Ablation studies confirm that both components—conditioned mixture base and conditioned velocity—are necessary: removing the mixture (i.e., fixing the base) degrades OOD performance dramatically, while conditioning only the velocity yields modest gains. Varying the number of mixture components shows a trade‑off: larger K improves OOD accuracy up to a point, after which over‑parameterization harms validation loss.

The paper also discusses limitations: learning a full mixture per condition increases memory and compute, especially for large K; the method assumes a smooth similarity structure in the condition space, which may not hold for highly discrete or hierarchical descriptors; and extremely multimodal target distributions may still require more expressive bases. Future directions include graph‑based condition encoders, hierarchical mixture models, and joint learning of both base and target multimodality.

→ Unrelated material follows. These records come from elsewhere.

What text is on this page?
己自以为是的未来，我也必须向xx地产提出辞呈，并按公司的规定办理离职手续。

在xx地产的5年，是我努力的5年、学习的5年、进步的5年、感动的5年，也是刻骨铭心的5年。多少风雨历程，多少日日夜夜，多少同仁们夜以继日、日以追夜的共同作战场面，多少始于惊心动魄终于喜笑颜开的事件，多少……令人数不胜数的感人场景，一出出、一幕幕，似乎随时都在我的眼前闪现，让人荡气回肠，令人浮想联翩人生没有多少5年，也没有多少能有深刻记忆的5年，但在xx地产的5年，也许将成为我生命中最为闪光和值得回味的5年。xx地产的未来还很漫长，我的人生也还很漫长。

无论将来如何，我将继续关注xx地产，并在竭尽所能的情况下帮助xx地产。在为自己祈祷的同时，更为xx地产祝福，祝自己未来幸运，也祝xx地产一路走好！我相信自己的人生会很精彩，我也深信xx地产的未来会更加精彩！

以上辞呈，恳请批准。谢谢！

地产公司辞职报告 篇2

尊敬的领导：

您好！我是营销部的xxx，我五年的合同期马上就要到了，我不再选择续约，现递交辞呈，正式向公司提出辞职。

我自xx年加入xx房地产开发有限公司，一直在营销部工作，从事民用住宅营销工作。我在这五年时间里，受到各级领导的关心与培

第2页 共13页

In summary, SP‑FM offers a simple plug‑in modification—predict a condition‑dependent Gaussian mixture as the source distribution—and a principled shortest‑path flow‑matching training scheme that together enable conditional generative models to extrapolate reliably to unseen conditions across diverse scientific domains. The theoretical insights, extensive experiments, and clear implementation pathway make it a compelling addition to the toolbox for OOD‑robust conditional generation.